診断および鑑別診断 → 「S 179. 解離性障害概論」の項を参照
 なお初回面接の最後には、面接者側からの病状の理解や治療方針の説明を行う。診断名に関しては、それを患者に敢えて伝えるべきかは治療者の方針により異なるが、筆者は患者が体験している症状が、精神医学的に記載されており、治療の対象となりうるものであるという理解を伝えることの益は無視できないであろうと考える。患者が統合失調症という診断を過去に受けており、しかもその事実を十分に説明されることなく抗精神病薬の投薬を受けているというケースが非常に多いからである。

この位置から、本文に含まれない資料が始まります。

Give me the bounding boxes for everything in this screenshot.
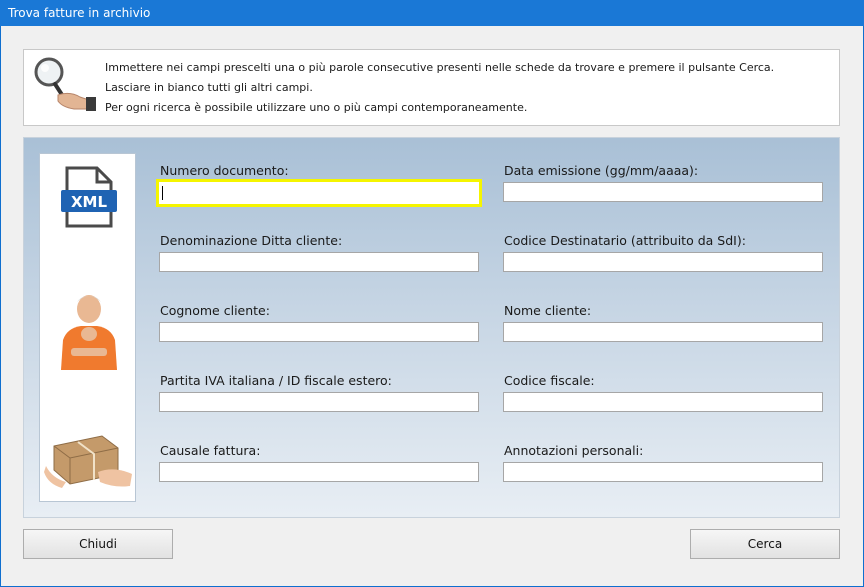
partita-iva-input[interactable] [159, 392, 479, 412]
label-codice-fiscale: Codice fiscale: [504, 373, 595, 388]
label-denominazione: Denominazione Ditta cliente: [160, 233, 343, 248]
info-line-2: Lasciare in bianco tutti gli altri campi… [105, 81, 313, 94]
annotazioni-input[interactable] [503, 462, 823, 482]
label-codice-destinatario: Codice Destinatario (attribuito da SdI): [504, 233, 746, 248]
package-icon [44, 435, 132, 488]
illustration-strip: XML [39, 153, 136, 502]
search-button[interactable]: Cerca [690, 529, 840, 559]
data-emissione-input[interactable] [503, 182, 823, 202]
xml-file-icon: XML [61, 166, 117, 228]
label-nome: Nome cliente: [504, 303, 592, 318]
customer-photo-icon [61, 295, 117, 370]
label-annotazioni: Annotazioni personali: [504, 443, 644, 458]
codice-fiscale-input[interactable] [503, 392, 823, 412]
info-line-1: Immettere nei campi prescelti una o più … [105, 61, 775, 74]
window-title: Trova fatture in archivio [8, 6, 151, 20]
codice-destinatario-input[interactable] [503, 252, 823, 272]
close-button[interactable]: Chiudi [23, 529, 173, 559]
info-line-3: Per ogni ricerca è possibile utilizzare … [105, 101, 528, 114]
xml-icon-text: XML [71, 193, 107, 211]
label-data-emissione: Data emissione (gg/mm/aaaa): [504, 163, 699, 178]
label-cognome: Cognome cliente: [160, 303, 270, 318]
causale-input[interactable] [159, 462, 479, 482]
info-text: Immettere nei campi prescelti una o più … [105, 58, 835, 118]
label-numero-documento: Numero documento: [160, 163, 289, 178]
numero-documento-input[interactable] [156, 179, 482, 207]
denominazione-input[interactable] [159, 252, 479, 272]
label-causale: Causale fattura: [160, 443, 261, 458]
label-partita-iva: Partita IVA italiana / ID fiscale estero… [160, 373, 392, 388]
window-titlebar: Trova fatture in archivio [0, 0, 864, 26]
magnifier-hand-icon [34, 57, 96, 111]
text-caret [162, 186, 163, 200]
cognome-input[interactable] [159, 322, 479, 342]
nome-input[interactable] [503, 322, 823, 342]
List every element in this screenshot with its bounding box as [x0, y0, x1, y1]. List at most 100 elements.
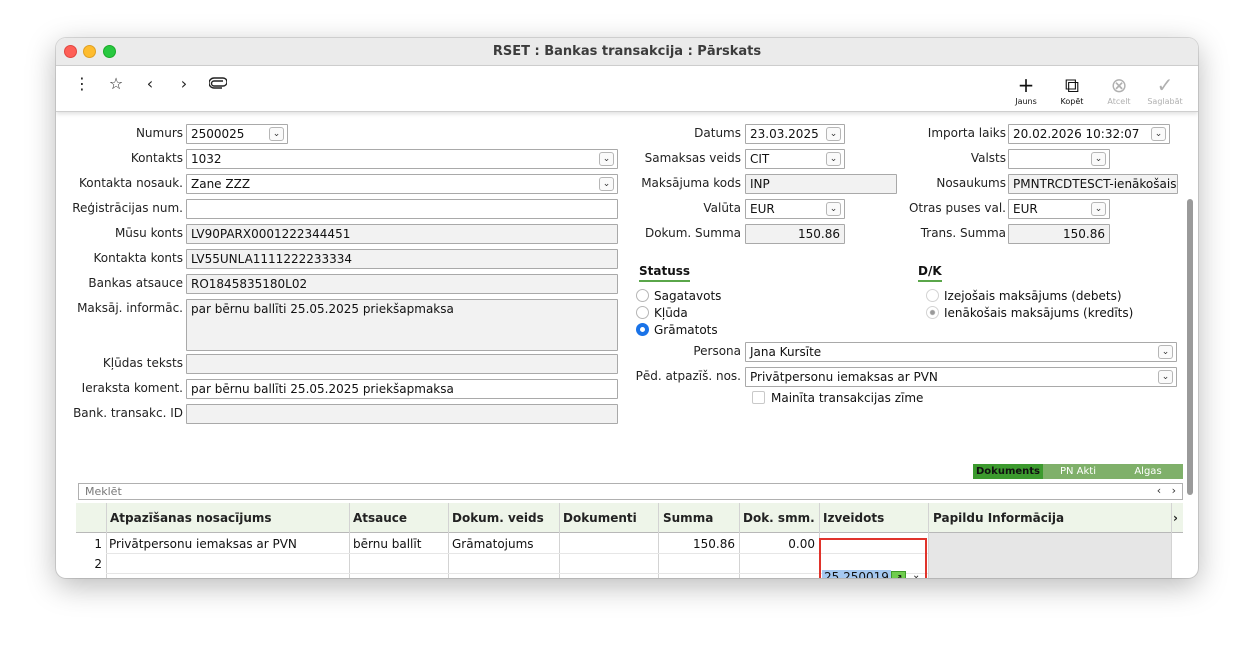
valuta-field[interactable]: EUR ⌄: [745, 199, 845, 219]
ped-atpazis-nos-label: Pēd. atpazīš. nos.: [635, 369, 741, 383]
more-menu-icon[interactable]: ⋮: [72, 74, 92, 93]
kontakts-field[interactable]: 1032 ⌄: [186, 149, 618, 169]
chevron-down-icon[interactable]: ⌄: [1091, 152, 1106, 166]
kontakta-nosauk-field[interactable]: Zane ZZZ ⌄: [186, 174, 618, 194]
chevron-down-icon[interactable]: ⌄: [599, 152, 614, 166]
copy-button[interactable]: ⧉ Kopēt: [1052, 75, 1092, 106]
dokum-summa-label: Dokum. Summa: [644, 226, 741, 240]
tab-algas[interactable]: Algas: [1113, 464, 1183, 479]
nosaukums-field[interactable]: PMNTRCDTESCT-ienākošais: [1008, 174, 1178, 194]
row-number: 2: [94, 557, 102, 571]
column-header-izveidots[interactable]: Izveidots: [823, 511, 884, 525]
registracijas-num-field[interactable]: [186, 199, 618, 219]
samaksas-veids-label: Samaksas veids: [644, 151, 741, 165]
plus-icon: +: [1017, 73, 1035, 97]
trans-summa-field[interactable]: 150.86: [1008, 224, 1110, 244]
trans-summa-label: Trans. Summa: [920, 226, 1006, 240]
window-title: RSET : Bankas transakcija : Pārskats: [492, 44, 762, 59]
kontakta-konts-label: Kontakta konts: [93, 251, 183, 265]
numurs-field[interactable]: 2500025 ⌄: [186, 124, 288, 144]
chevron-down-icon[interactable]: ⌄: [1158, 345, 1173, 359]
statuss-gramatots-radio[interactable]: Grāmatots: [636, 323, 718, 337]
tab-dokuments[interactable]: Dokuments: [973, 464, 1043, 479]
ieraksta-koment-field[interactable]: par bērnu ballīti 25.05.2025 priekšapmak…: [186, 379, 618, 399]
tab-pn-akti[interactable]: PN Akti: [1043, 464, 1113, 479]
cell-summa[interactable]: 150.86: [663, 537, 735, 551]
chevron-down-icon[interactable]: ⌄: [1151, 127, 1166, 141]
chevron-down-icon[interactable]: ⌄: [826, 202, 841, 216]
kontakta-konts-field[interactable]: LV55UNLA1111222233334: [186, 249, 618, 269]
column-header-papildu-informacija[interactable]: Papildu Informācija: [933, 511, 1064, 525]
statuss-kluda-radio[interactable]: Kļūda: [636, 306, 688, 320]
toolbar: ⋮ ☆ ‹ › + Jauns ⧉ Kopēt ⊗ Atcelt ✓ Sagla…: [56, 66, 1198, 112]
column-header-summa[interactable]: Summa: [663, 511, 713, 525]
statuss-sagatavots-radio[interactable]: Sagatavots: [636, 289, 721, 303]
column-header-dok-smm[interactable]: Dok. smm.: [743, 511, 815, 525]
chevron-right-icon[interactable]: ›: [1173, 511, 1178, 525]
dokum-summa-field[interactable]: 150.86: [745, 224, 845, 244]
column-header-atsauce[interactable]: Atsauce: [353, 511, 407, 525]
open-link-icon[interactable]: ↗: [891, 571, 906, 578]
cell-dokum-veids[interactable]: Grāmatojums: [452, 537, 534, 551]
mainita-transakcijas-zime-checkbox[interactable]: Mainīta transakcijas zīme: [752, 391, 923, 405]
musu-konts-label: Mūsu konts: [114, 226, 183, 240]
importa-laiks-field[interactable]: 20.02.2026 10:32:07 ⌄: [1008, 124, 1170, 144]
chevron-down-icon[interactable]: ⌄: [599, 177, 614, 191]
dk-kredits-radio[interactable]: Ienākošais maksājums (kredīts): [926, 306, 1133, 320]
star-icon[interactable]: ☆: [106, 74, 126, 93]
maksajuma-kods-label: Maksājuma kods: [641, 176, 741, 190]
otras-puses-val-field[interactable]: EUR ⌄: [1008, 199, 1110, 219]
valsts-field[interactable]: ⌄: [1008, 149, 1110, 169]
bankas-atsauce-field[interactable]: RO1845835180L02: [186, 274, 618, 294]
search-input[interactable]: Meklēt ‹ ›: [78, 483, 1183, 500]
checkmark-icon: ✓: [1156, 73, 1174, 97]
maksaj-informac-field[interactable]: par bērnu ballīti 25.05.2025 priekšapmak…: [186, 299, 618, 351]
dk-title: D/K: [918, 264, 942, 282]
ieraksta-koment-label: Ieraksta koment.: [81, 381, 183, 395]
column-header-dokumenti[interactable]: Dokumenti: [563, 511, 637, 525]
ped-atpazis-nos-field[interactable]: Privātpersonu iemaksas ar PVN ⌄: [745, 367, 1177, 387]
maksajuma-kods-field[interactable]: INP: [745, 174, 897, 194]
form-area: Numurs 2500025 ⌄ Kontakts 1032 ⌄ Kontakta …: [56, 113, 1193, 578]
chevron-down-icon[interactable]: ⌄: [1091, 202, 1106, 216]
paperclip-icon[interactable]: [208, 74, 228, 93]
row-number: 1: [94, 537, 102, 551]
datums-field[interactable]: 23.03.2025 ⌄: [745, 124, 845, 144]
numurs-label: Numurs: [135, 126, 183, 140]
chevron-down-icon[interactable]: ⌄: [912, 570, 920, 578]
title-bar: RSET : Bankas transakcija : Pārskats: [56, 38, 1198, 66]
column-header-atpazisanas[interactable]: Atpazīšanas nosacījums: [110, 511, 272, 525]
new-button[interactable]: + Jauns: [1006, 75, 1046, 106]
chevron-down-icon[interactable]: ⌄: [1158, 370, 1173, 384]
save-button[interactable]: ✓ Saglabāt: [1145, 75, 1185, 106]
cell-izveidots[interactable]: 25.250019: [822, 570, 891, 578]
nosaukums-label: Nosaukums: [936, 176, 1006, 190]
vertical-scrollbar[interactable]: [1186, 199, 1194, 499]
chevron-left-icon[interactable]: ‹: [140, 74, 160, 93]
bank-transakc-id-label: Bank. transakc. ID: [73, 406, 183, 420]
persona-field[interactable]: Jana Kursīte ⌄: [745, 342, 1177, 362]
bankas-atsauce-label: Bankas atsauce: [88, 276, 183, 290]
chevron-down-icon[interactable]: ⌄: [826, 152, 841, 166]
chevron-left-icon[interactable]: ‹: [1157, 484, 1161, 497]
chevron-down-icon[interactable]: ⌄: [826, 127, 841, 141]
chevron-right-icon[interactable]: ›: [1172, 484, 1176, 497]
kludas-teksts-field[interactable]: [186, 354, 618, 374]
valuta-label: Valūta: [703, 201, 741, 215]
cell-atsauce[interactable]: bērnu ballīt: [353, 537, 421, 551]
scrollbar-thumb[interactable]: [1187, 199, 1193, 495]
bank-transakc-id-field[interactable]: [186, 404, 618, 424]
cell-atpazisanas[interactable]: Privātpersonu iemaksas ar PVN: [109, 537, 297, 551]
cancel-button[interactable]: ⊗ Atcelt: [1099, 75, 1139, 106]
samaksas-veids-field[interactable]: CIT ⌄: [745, 149, 845, 169]
grid-extra-area: [928, 533, 1171, 578]
chevron-right-icon[interactable]: ›: [174, 74, 194, 93]
musu-konts-field[interactable]: LV90PARX0001222344451: [186, 224, 618, 244]
maksaj-informac-label: Maksāj. informāc.: [77, 301, 183, 315]
column-header-dokum-veids[interactable]: Dokum. veids: [452, 511, 544, 525]
cell-dok-smm[interactable]: 0.00: [743, 537, 815, 551]
chevron-down-icon[interactable]: ⌄: [269, 127, 284, 141]
app-window: RSET : Bankas transakcija : Pārskats ⋮ ☆…: [56, 38, 1198, 578]
dk-debets-radio[interactable]: Izejošais maksājums (debets): [926, 289, 1122, 303]
registracijas-num-label: Reģistrācijas num.: [72, 201, 183, 215]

治療方針については、併存症への薬物療法以外には基本的には精神療法が有効であること、ただしその際は治療者が解離の病理について十分理解していることが必要であることを伝える。解離性遁走に関しては、最終的な診断が下された後は、筆者は患者の記憶の回復が必ずしも最終目標ではなく、出来るだけ通常の日常生活に戻ることの重要さを説明することにしている。


解離性障害の治療

解離性障害は、記憶、知覚、運動、情動などの心身の諸機能の一部が一時的に欠落し、心身の統合機能が損なわれた状態である。そしてその治療の最終的な目標は、患者が「統合された機能を獲得すること」と言える。しかしそれは必ずしも容易ではなく、そのための治療のプロトコールや薬物の選択が現在の精神医学において確立しているわけではない。結局治療の基本は、安全な環境を提供しつつその個人の持つ自然治癒力による回復を促すことである。解離症状の多くがトラウマや深刻なストレスをきっかけとして生じている以上、それらに関する記憶を扱うことが時には必要となるが、そこに治療者の個人的な好奇心や治療的な野心が働いたり、治療自体が結果的に再トラウマ体験となったりするような事態はできる限り回避しなくてはならない。また筆者の体験からは、治療者が解離症状に無理解で、それを当人の演技とみなしたり疾病利得を疑ったり、場合によっては詐病と決めつけたりすることによる二次的なトラウマを多くの患者が体験しているのも事実である。